Coping With A Loved One’s Alzheimer’s Disease
Alzheimer’s disease (AD) is a neurodegenerative disorder that increasingly destroys a person’s cognitive abilities. People who are suffering from such disease may gradually lose their ability to make decisions, communicate, or perform daily activities. They may also experience a change in personality, abnormal behavior, memory loss, and an increase of dementia and anxiety. If you are caring for a loved one with AD, here are some tips to maximize comfort and minimize stress.
Understand the disease and its stages of progression
Try to gather information about AD on various online sources or at the library. You may also find local organizations that offer free education about AD. It might be difficult to face some facts, but you should know what to expect. There are seven described stages to the development of Alzheimer’s disease. Many patients aren’t diagnosed until they have reached stage four. Try to determine which stage your loved one is in, and what symptoms are evident as the disease develops.
Seek medical treatment
A specialist makes the diagnosis. Psychiatrists, neurologists, and primary care physicians are all very adept at making necessary diagnosis. Typically, a Mini Mental State Exam (MMSE) is administered. CAT scans and PET scans are also done to rule out stroke caused by dementia (stroke caused by dementia seems to have more step like decline in mental ability whereas AD is a steady downward arch).
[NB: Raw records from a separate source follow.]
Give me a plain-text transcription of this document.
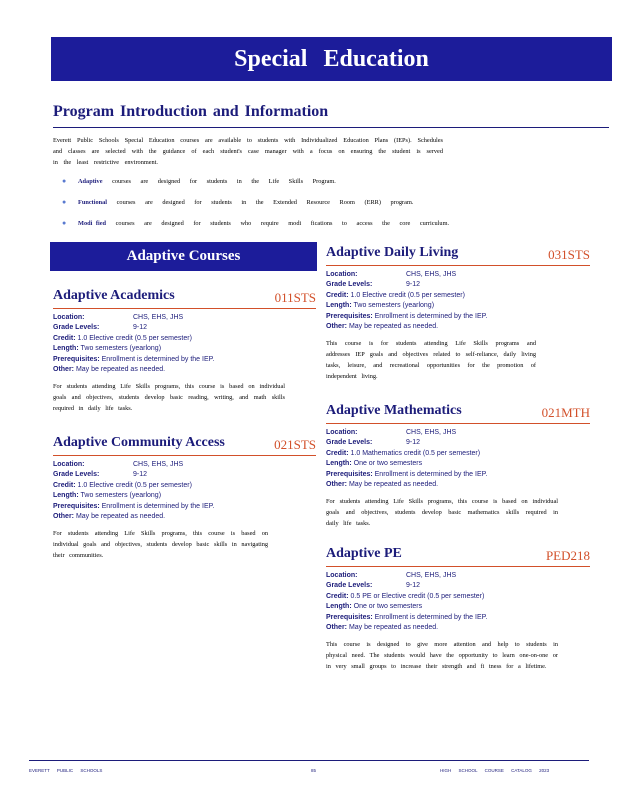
Special Education
Program Introduction and Information
Everett Public Schools Special Education courses are available to students with Individualized Education Plans (IEPs). Schedules and classes are selected with the guidance of each student's case manager with a focus on ensuring the student is served in the least restrictive environment.
● Adaptive courses are designed for students in the Life Skills Program.
● Functional courses are designed for students in the Extended Resource Room (ERR) program.
● Modi fied courses are designed for students who require modi fications to access the core curriculum.
Adaptive Courses
Adaptive Academics	011STS
Location:	CHS, EHS, JHS
Grade Levels:	9-12
Credit: 1.0 Elective credit (0.5 per semester)
Length: Two semesters (yearlong)
Prerequisites: Enrollment is determined by the IEP.
Other: May be repeated as needed.
For students attending Life Skills programs, this course is based on individual goals and objectives, students develop basic reading, writing, and math skills required in daily life tasks.
Adaptive Community Access	021STS
Location:	CHS, EHS, JHS
Grade Levels:	9-12
Credit: 1.0 Elective credit (0.5 per semester)
Length: Two semesters (yearlong)
Prerequisites: Enrollment is determined by the IEP.
Other: May be repeated as needed.
For students attending Life Skills programs, this course is based on individual goals and objectives, students develop basic skills in navigating their communities.
Adaptive Daily Living	031STS
Location:	CHS, EHS, JHS
Grade Levels:	9-12
Credit: 1.0 Elective credit (0.5 per semester)
Length: Two semesters (yearlong)
Prerequisites: Enrollment is determined by the IEP.
Other: May be repeated as needed.
This course is for students attending Life Skills programs and addresses IEP goals and objectives related to self-reliance, daily living tasks, leisure, and recreational opportunities for the promotion of independent living.
Adaptive Mathematics	021MTH
Location:	CHS, EHS, JHS
Grade Levels:	9-12
Credit: 1.0 Mathematics credit (0.5 per semester)
Length: One or two semesters
Prerequisites: Enrollment is determined by the IEP.
Other: May be repeated as needed.
For students attending Life Skills programs, this course is based on individual goals and objectives, students develop basic mathematics skills required in daily life tasks.
Adaptive PE	PED218
Location:	CHS, EHS, JHS
Grade Levels:	9-12
Credit: 0.5 PE or Elective credit (0.5 per semester)
Length: One or two semesters
Prerequisites: Enrollment is determined by the IEP.
Other: May be repeated as needed.
This course is designed to give more attention and help to students in physical need. The students would have the opportunity to learn one-on-one or in very small groups to increase their strength and fi tness for a lifetime.
EVERETT PUBLIC SCHOOLS	85	HIGH SCHOOL COURSE CATALOG 2023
Although there’s currently no cure for AD, there are a number of medications that will show the development of the disease, and in some instances, extend a patient’s mental processes longer than they would have had without any medications. These medications include holinesterase inhibitors which consist of Exelon, Aricept, and Razadyne. Cholinesterase inhibitors can be performed in very early to late stages of AD. Namenda, a glutamate reducer, is also taken as an additional therapy to cholinesterase inhibitors in early to late stage Alzheimer’s.
Make a safe environment
Transform your home into a safe and sound place for the patient you’re caring for. Make sure you limit access to medicine cabinets and dangerous areas. Install automatic shut-off devices and child-safety locks. You should also install grab-bars in the bathroom. It may be necessary to take measures that will prevent the patient from leaving the house and wandering off.
Anticipate personality and behavior changes
A loved one suffering from Alzheimer’s disease will lose the ability to execute simple and complex tasks. His sleep-wake cycle will also be disrupted, keeping you up several nights. Also, the patient may suffer hallucinations, recognizing you as an impostor or enemy. Keep in mind that as a caregiver, you’re helping a loved one- not a disease. So, treat the patient as you, yourself, would like to be treated.
Try to enjoy sharing memories from the patient’s past for as long as they’re able. As the person with Alzheimer’s disease is losing their capacity to learn and retain information, talking about their past may allow them to revisit happy moments.
Although a loved one with Alzheimer’s disease may not be able to recognize you or even his closest friends or relatives, often their feelings can be expressed by means of interactions geared towards their present capabilities. Almost everybody is capable of receiving kindness and love.